Lanusei, Tipografia Sociale, 1885
Ritedda di Baricau
Marcello Cossu
p. 59
In quell'ora splendeva il melanconico raggio della luna dietro un sottil velo di nubi, da cui non era tolto che la stella sacra a Citerea si coronasse anch'essa della propizia sua luce.
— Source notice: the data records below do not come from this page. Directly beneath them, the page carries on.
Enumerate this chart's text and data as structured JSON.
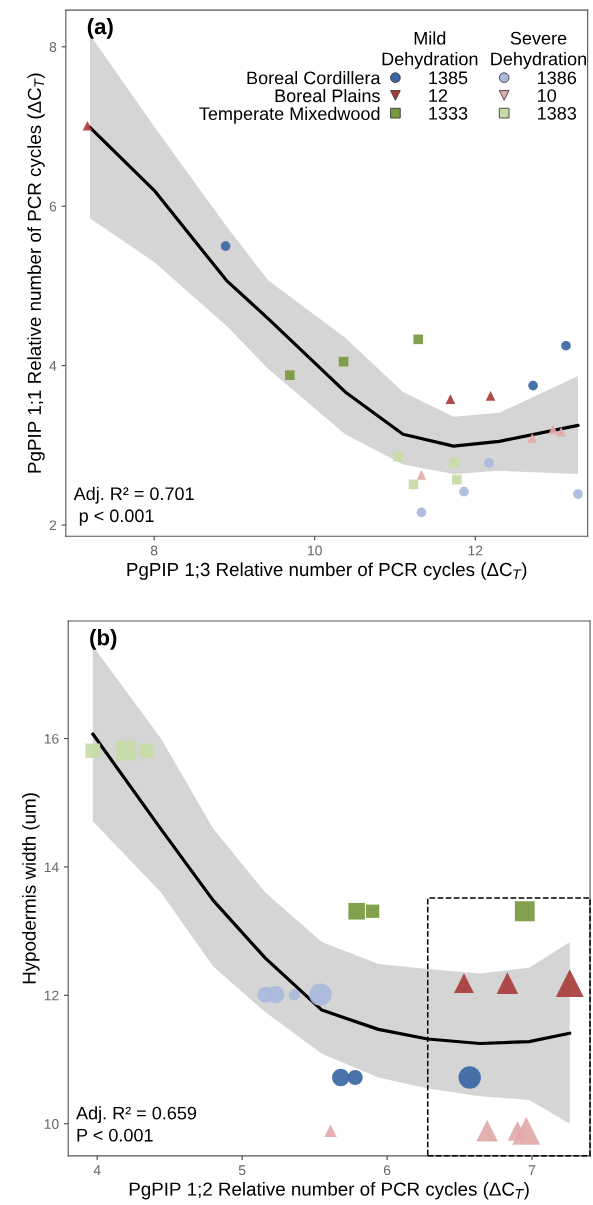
{
  "chart_data": [
    {
      "type": "scatter",
      "xlabel": "PgPIP 1;3 Relative number of PCR cycles (ΔC$_{T}$)",
      "ylabel": "PgPIP 1;1 Relative number of PCR cycles (ΔC$_{T}$)",
      "xlim": [
        6.9,
        13.4
      ],
      "ylim": [
        1.86,
        8.46
      ],
      "xticks": [
        8,
        10,
        12
      ],
      "yticks": [
        2,
        4,
        6,
        8
      ],
      "legend": "top right",
      "grid": false,
      "annotations": [
        "(a)",
        "Mild\nDehydration",
        "Severe\nDehydration",
        "Boreal Cordillera",
        "Boreal Plains",
        "Temperate Mixedwood",
        "Adj. R² = 0.701\n p < 0.001"
      ],
      "series": [
        {
          "name": "1385",
          "type": "scatter",
          "marker": "circle",
          "color": "#3a67a3",
          "x": [
            13.13,
            12.72,
            8.89
          ],
          "values": [
            4.25,
            3.75,
            5.5
          ]
        },
        {
          "name": "12",
          "type": "scatter",
          "marker": "triangle",
          "color": "#a83c3a",
          "x": [
            11.69,
            12.19,
            7.17
          ],
          "values": [
            3.58,
            3.62,
            7.01
          ]
        },
        {
          "name": "1333",
          "type": "scatter",
          "marker": "square",
          "color": "#76993e",
          "x": [
            11.29,
            10.36,
            9.69
          ],
          "values": [
            4.33,
            4.05,
            3.88
          ]
        },
        {
          "name": "1386",
          "type": "scatter",
          "marker": "circle",
          "color": "#a9b9dc",
          "x": [
            12.17,
            11.86,
            11.33,
            13.28
          ],
          "values": [
            2.78,
            2.42,
            2.16,
            2.39
          ]
        },
        {
          "name": "10",
          "type": "scatter",
          "marker": "triangle",
          "color": "#e2a9a9",
          "x": [
            12.71,
            13.07,
            12.97,
            11.33
          ],
          "values": [
            3.09,
            3.17,
            3.2,
            2.63
          ]
        },
        {
          "name": "1383",
          "type": "scatter",
          "marker": "square",
          "color": "#c6dca6",
          "x": [
            11.04,
            11.74,
            11.23,
            11.77
          ],
          "values": [
            2.86,
            2.78,
            2.51,
            2.57
          ]
        },
        {
          "type": "line",
          "color": "#000000",
          "x": [
            7.2,
            8.0,
            8.9,
            9.42,
            10.38,
            11.1,
            11.73,
            12.3,
            13.28
          ],
          "values": [
            6.99,
            6.2,
            5.07,
            4.59,
            3.67,
            3.14,
            2.99,
            3.05,
            3.25
          ],
          "upper": [
            8.15,
            7.0,
            5.75,
            5.07,
            4.35,
            3.67,
            3.36,
            3.41,
            3.87
          ],
          "lower": [
            5.85,
            5.3,
            4.5,
            3.96,
            3.14,
            2.76,
            2.64,
            2.68,
            2.64
          ]
        }
      ]
    },
    {
      "type": "scatter",
      "xlabel": "PgPIP 1;2 Relative number of PCR cycles (ΔC$_{T}$)",
      "ylabel": "Hypodermis width (um)",
      "xlim": [
        3.8,
        7.4
      ],
      "ylim": [
        9.5,
        17.83
      ],
      "xticks": [
        4,
        5,
        6,
        7
      ],
      "yticks": [
        10,
        12,
        14,
        16
      ],
      "grid": false,
      "annotations": [
        "(b)",
        "Adj. R² = 0.659\nP < 0.001"
      ],
      "series": [
        {
          "type": "bubble",
          "marker": "circle",
          "color": "#3a67a3",
          "x": [
            5.68,
            5.78,
            6.57
          ],
          "values": [
            10.72,
            10.72,
            10.72
          ],
          "sizes": [
            0.6,
            0.45,
            1
          ]
        },
        {
          "type": "bubble",
          "marker": "triangle",
          "color": "#a83c3a",
          "x": [
            6.53,
            6.83,
            7.26
          ],
          "values": [
            12.19,
            12.19,
            12.19
          ],
          "sizes": [
            0.5,
            0.6,
            1
          ]
        },
        {
          "type": "bubble",
          "marker": "square",
          "color": "#76993e",
          "x": [
            5.79,
            5.9,
            6.95
          ],
          "values": [
            13.31,
            13.31,
            13.31
          ],
          "sizes": [
            0.7,
            0.45,
            1
          ]
        },
        {
          "type": "bubble",
          "marker": "circle",
          "color": "#a9b9dc",
          "x": [
            5.16,
            5.23,
            5.36,
            5.54
          ],
          "values": [
            12.01,
            12.01,
            12.01,
            12.01
          ],
          "sizes": [
            0.5,
            0.6,
            0.25,
            1
          ]
        },
        {
          "type": "bubble",
          "marker": "triangle",
          "color": "#e2a9a9",
          "x": [
            5.61,
            6.69,
            6.9,
            6.96
          ],
          "values": [
            9.89,
            9.89,
            9.89,
            9.89
          ],
          "sizes": [
            0.2,
            0.6,
            0.5,
            1
          ]
        },
        {
          "type": "bubble",
          "marker": "square",
          "color": "#c6dca6",
          "x": [
            3.97,
            4.2,
            4.34
          ],
          "values": [
            15.81,
            15.81,
            15.81
          ],
          "sizes": [
            0.55,
            1,
            0.55
          ]
        },
        {
          "type": "line",
          "color": "#000000",
          "x": [
            3.97,
            4.44,
            4.8,
            5.16,
            5.55,
            5.94,
            6.28,
            6.64,
            6.98,
            7.26
          ],
          "values": [
            16.07,
            14.59,
            13.48,
            12.58,
            11.77,
            11.47,
            11.32,
            11.25,
            11.28,
            11.41
          ],
          "upper": [
            17.44,
            16.0,
            14.6,
            13.6,
            12.83,
            12.49,
            12.41,
            12.34,
            12.43,
            12.83
          ],
          "lower": [
            14.71,
            13.6,
            12.45,
            11.74,
            11.09,
            10.72,
            10.55,
            10.43,
            10.37,
            10.0
          ]
        }
      ]
    }
  ]
}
Ardevano le Pleiadi di tutte le loro faville, e sopra le ruote di fuoco, inoltravasi il carro di Boote per le silenziose vie della notte.
pp. 61-62
Erano le canicole. Il sollione co' suoi raggi infuocati le irte rupi di granito, da cui proveniva un intollerabile riverbero. Si stava a disagio da per tutto, e si aspettava con ansietà il refrigerio della notte. Allora ognuno sbuccava di casa a far la siesta sul vestibolo; oppure usciva fuori paese a godere il frescolino.
p. 61
In quella sera, a detta di Giovannino, a nostra appetitosa conoscenza, si era fatta una cenetta in campagna, dove si erano mangiati i maccheroni al sugo dei pomidoro, primizie degli orti di Tortolì, innaffiati copiosamente ( non gli orti, ma i maccheroni) col classico vino d'Ogliastra.
p. 61
Voi che salite questo verde monte E il silenzio cercate Dov'è più folto il bosco e chiaro il fonte, Anime innamorate, Pietà di me!
L. STECCHETTI
pp. 62-63
Era precisamente la notte del primo Agosto. In quella notte, accade a Lanusei una scena originale, che io non riscontrai in nessun altra regione dell'isola. E' per vero dire, una scena che fomenta lo scandalo e l'attrito fra le famiglie; una usanza barbara, che io, quanto so e posso, raccomando a' miei buoni amici di Lanusei, mettano da una buona volta in disuso. Trattasi che una baraonda di giovinastri, menati naturalmente dal fiore della gioventù cittadina, nella notte di Ferragosto, arrampicatasi pei dossi delle adiacenti colline, o sugli alberi, o per le rupi, annunzia con quanto ne ha in gola, urbis et orbis, e in modo da udirsi per ogni angolo della città, i prossimi maritaggi, gli amori clandestini, le tresche amorose, i passi falsi.... e tutto quanto possa tornar pregiudicevole in così delicata materia; con quanta turbamento delle povere vergini, ognun sè lo pensi; che si vedono fatti segno ai più plateali discorsi della plebe, spesso esagerata ed ingiusta nelle sue argomentazioni.